Kyle Berger: In terms of photography I have been diving back into Tim Davis’ pictures, Tomas Demand, following the amazing work of Chris Maggio, loving Sheida Soleimani’s work. But I find painting has inspired me more lately; Devin Troy, Matt McCormick, Jesse Harris, Jamian Juliano-Villani. Artists that are making playful commentaries on contemporary society through reforming our relationships with consumerism.
Jon Feinstein: Fast Food and Raccoons seem to be one of your biggest fascinations, and probably what got me most drawn to your work. What’s up with that?
Berger: I think both fast food and raccoons are manifestations of the growth of the westernized social consumer structure. We eat fast food due to convenience, we waste food due to convenience through a lack of responsibility, and the raccoons get to conveniently feed off of our waste. I am living in Toronto at the moment, and this city seems to have a very unique and weird obsession with raccoons. We as a population can create nothing more peacefully and collectively than trash. Trash is something that kind of uncannily connects all of us.
I get a sense that a lot of your work/ the ideas you're tackling are about the big box, suburban encroachment, gentrification, etc. Can you tell me about this?
A large portion of my formative years was spent in newly developed cookie-cutter suburb communities that only had these big box stores to facilitate the community that surrounded it. My high school shared a parking lot with a Walmart, I worked in fast food as a teenager; these were societal models that I came to normalize unknowingly until I discovered more about the world. So it is always interesting to me how a strip mall or glowing fast food signs can change the ways of seeing a community and how the community itself interacts with these entities.
Feinstein: Your work shares a sense of urgent humor + angst with photographers like KangHee Kim/ TinyCactus, Chris Maggio, and a few others. It seems to be less about representing a specific or photographic truth and also goes beyond the staged fictions of Gregory Crewdson, Jeff Wall, etc. It's almost like the post-millennial/ post- digital, more "punk" response to all that. What do you make of this?
Berger: I think perhaps we are at a point in media ingestion where someone is a lot more easily swayed into believing something is real, or at least people care a lot less about the validity of work through its originality of concept or its capture. I mean, we live in the era of memes. I am definitely trying to blend the pillars of the Vancouver School with a more contemporary lens of media ingestion to create a sort of bizarro representation of reality through a specific conceptual vision.
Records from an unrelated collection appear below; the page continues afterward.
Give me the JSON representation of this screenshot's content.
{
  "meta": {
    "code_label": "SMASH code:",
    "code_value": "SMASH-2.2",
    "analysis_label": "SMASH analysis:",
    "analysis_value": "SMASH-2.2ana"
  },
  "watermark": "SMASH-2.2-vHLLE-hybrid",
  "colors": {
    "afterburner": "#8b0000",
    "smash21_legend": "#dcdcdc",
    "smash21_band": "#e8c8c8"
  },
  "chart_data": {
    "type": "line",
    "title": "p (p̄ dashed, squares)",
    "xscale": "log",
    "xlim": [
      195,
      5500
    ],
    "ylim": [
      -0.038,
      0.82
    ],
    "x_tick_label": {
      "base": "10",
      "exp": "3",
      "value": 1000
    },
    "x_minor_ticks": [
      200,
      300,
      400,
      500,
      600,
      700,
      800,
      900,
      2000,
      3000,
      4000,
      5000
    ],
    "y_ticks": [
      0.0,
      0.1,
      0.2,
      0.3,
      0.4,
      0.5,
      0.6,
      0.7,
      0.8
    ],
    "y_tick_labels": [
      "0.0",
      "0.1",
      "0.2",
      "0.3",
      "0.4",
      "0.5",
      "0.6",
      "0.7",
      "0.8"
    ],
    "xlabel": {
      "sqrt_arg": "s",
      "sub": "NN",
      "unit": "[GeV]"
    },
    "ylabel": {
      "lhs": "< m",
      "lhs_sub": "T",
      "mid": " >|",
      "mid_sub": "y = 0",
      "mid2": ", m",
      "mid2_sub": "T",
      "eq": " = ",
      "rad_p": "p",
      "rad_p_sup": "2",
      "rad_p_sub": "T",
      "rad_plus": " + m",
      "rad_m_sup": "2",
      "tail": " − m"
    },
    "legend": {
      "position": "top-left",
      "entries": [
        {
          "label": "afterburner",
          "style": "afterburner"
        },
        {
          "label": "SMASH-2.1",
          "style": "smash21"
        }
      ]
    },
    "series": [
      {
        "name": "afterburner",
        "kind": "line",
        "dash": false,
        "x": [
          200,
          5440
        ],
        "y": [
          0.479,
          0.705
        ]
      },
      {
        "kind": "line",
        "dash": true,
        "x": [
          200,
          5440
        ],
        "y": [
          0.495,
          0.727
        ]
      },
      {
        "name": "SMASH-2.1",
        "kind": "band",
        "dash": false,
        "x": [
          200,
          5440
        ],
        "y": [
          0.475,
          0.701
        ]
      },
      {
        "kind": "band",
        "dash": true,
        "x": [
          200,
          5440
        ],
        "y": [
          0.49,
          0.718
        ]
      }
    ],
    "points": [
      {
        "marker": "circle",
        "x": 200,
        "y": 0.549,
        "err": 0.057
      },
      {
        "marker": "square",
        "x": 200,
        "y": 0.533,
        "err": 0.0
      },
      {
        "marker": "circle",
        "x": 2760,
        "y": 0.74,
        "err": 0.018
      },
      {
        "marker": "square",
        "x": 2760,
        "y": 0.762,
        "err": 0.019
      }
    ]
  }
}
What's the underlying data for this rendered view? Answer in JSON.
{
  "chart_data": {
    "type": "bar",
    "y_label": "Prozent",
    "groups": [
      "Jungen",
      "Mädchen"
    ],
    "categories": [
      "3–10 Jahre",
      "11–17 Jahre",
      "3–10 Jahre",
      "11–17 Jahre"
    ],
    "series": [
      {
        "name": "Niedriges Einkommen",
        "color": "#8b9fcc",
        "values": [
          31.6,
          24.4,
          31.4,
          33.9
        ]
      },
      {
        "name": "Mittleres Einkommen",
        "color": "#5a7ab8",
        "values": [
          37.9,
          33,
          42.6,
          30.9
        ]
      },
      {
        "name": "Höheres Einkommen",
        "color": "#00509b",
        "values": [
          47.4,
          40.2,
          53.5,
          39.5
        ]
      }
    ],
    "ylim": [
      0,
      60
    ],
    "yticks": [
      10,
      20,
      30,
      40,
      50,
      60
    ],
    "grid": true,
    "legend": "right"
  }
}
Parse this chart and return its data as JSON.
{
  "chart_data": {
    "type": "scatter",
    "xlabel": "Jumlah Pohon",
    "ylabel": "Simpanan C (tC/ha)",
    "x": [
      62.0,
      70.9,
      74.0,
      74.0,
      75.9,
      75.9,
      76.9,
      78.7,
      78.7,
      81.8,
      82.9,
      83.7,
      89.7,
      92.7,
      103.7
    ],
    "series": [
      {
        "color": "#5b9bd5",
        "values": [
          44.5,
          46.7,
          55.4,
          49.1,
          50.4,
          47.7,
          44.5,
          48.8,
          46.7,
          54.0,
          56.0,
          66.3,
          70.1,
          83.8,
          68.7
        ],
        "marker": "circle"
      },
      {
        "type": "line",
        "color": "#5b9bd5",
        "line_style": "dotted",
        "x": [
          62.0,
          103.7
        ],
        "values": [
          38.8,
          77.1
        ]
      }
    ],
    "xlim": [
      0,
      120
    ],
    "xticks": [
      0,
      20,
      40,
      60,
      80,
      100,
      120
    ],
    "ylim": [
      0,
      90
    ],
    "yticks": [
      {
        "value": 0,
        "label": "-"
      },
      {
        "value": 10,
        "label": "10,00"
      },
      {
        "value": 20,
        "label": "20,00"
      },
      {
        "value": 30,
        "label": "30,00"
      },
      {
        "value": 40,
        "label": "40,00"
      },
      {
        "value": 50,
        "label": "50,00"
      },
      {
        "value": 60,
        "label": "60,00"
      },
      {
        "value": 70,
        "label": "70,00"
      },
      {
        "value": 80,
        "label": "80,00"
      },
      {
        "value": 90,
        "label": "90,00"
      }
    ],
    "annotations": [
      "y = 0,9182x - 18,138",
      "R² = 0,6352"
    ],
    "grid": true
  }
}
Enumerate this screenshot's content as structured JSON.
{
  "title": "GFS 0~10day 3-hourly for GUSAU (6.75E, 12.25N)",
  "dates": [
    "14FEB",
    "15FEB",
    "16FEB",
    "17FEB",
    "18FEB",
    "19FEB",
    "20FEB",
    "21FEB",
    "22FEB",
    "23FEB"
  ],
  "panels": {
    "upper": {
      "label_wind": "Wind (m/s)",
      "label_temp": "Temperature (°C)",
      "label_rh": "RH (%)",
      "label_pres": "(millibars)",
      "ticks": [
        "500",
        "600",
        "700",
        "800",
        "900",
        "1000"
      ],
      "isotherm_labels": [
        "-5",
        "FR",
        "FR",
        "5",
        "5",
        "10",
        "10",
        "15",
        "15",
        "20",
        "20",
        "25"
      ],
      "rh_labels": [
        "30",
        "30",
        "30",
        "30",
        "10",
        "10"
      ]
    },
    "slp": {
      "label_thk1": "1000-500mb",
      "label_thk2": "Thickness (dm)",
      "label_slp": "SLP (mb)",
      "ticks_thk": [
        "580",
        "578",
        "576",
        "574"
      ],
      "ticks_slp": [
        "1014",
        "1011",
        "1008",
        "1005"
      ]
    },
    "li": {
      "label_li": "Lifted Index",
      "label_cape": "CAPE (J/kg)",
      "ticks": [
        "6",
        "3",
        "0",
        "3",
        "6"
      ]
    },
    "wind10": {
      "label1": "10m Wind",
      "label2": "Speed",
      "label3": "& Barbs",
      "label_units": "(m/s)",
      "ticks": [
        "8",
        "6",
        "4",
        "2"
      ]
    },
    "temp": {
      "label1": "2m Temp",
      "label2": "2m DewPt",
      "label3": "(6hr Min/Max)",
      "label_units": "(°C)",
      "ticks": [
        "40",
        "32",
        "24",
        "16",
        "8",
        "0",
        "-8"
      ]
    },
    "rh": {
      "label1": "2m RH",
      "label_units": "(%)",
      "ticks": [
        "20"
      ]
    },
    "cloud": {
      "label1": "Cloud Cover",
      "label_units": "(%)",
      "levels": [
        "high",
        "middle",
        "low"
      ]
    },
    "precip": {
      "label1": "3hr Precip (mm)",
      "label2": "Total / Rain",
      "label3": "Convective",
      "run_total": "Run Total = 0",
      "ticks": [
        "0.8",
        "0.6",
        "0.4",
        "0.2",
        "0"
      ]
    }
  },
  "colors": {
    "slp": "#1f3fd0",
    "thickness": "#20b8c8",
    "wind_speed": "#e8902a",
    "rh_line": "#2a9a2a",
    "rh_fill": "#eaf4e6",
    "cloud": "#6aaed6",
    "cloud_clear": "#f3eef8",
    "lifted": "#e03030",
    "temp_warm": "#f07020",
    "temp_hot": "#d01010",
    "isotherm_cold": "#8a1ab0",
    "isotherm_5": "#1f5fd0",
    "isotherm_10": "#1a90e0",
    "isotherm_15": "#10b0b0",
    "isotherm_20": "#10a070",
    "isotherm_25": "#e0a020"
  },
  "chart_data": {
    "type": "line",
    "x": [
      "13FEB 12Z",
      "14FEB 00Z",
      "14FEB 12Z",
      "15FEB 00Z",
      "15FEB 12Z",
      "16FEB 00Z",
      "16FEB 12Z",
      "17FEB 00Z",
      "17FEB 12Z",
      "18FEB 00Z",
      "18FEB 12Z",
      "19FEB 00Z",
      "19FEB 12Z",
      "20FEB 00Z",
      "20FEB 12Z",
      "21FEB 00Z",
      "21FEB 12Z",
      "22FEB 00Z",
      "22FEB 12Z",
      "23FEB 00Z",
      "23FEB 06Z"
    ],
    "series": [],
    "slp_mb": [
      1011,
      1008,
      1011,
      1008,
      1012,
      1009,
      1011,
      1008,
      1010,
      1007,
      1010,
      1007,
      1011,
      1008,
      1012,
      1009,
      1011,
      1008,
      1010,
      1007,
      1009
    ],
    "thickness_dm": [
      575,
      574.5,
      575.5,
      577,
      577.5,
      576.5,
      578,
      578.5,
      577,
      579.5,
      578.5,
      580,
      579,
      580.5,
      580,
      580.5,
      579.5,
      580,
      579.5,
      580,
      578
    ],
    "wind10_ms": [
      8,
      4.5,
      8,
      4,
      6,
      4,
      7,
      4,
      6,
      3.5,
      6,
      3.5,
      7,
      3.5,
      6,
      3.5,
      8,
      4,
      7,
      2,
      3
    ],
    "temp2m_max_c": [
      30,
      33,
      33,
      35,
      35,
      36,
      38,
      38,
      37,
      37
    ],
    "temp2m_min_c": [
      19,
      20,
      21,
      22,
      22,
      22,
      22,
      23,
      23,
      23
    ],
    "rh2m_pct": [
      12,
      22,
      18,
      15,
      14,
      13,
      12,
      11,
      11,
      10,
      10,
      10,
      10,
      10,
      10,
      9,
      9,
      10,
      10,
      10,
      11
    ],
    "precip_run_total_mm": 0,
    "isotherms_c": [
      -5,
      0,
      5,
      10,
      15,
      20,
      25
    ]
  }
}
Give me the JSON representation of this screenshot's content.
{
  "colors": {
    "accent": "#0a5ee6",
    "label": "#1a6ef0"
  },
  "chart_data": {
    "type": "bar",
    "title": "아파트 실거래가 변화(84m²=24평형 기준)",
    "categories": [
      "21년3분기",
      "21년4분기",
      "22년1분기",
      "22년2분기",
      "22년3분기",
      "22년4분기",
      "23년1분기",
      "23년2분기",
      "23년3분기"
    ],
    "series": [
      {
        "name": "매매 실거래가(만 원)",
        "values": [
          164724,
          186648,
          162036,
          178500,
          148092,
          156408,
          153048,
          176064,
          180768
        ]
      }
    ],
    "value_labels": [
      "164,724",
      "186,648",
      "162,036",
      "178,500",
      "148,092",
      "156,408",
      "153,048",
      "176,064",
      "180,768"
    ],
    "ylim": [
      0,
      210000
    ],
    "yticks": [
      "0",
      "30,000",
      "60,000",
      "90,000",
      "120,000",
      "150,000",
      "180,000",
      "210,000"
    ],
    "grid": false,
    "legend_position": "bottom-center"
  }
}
Feinstein: The work on your website is arranged into a few different projects that, with the exception of your still life stuff, feel like it could all be one body of work/ project. I could see it all being one large body of work. How do you distinguish between projects?
Berger: I will always be making content in this same vein. That being said, I think the work is essentially broken into different moments of the same narrative, like chapters of a book. Only through time, growth, and learning my voice in this grand spectrum of photography will I be able to comfortably navigate between different narrative lanes and make the work I need to make.
Feinstein: You've been making these wild pictures for a few years now . Do you see your process and ways of seeing the world changing?
Berger: I think in terms of the comedic narrative content; that will always be poking through in the work somehow. The process of collection and reproduction to build a specific narrative is something that has helped me define my voice in an already over-saturated world of contemporary photography. I feel so new at this that I haven’t over-worked it for myself. Once I’m ready to move past it I definitely will – I have a hard time sitting still.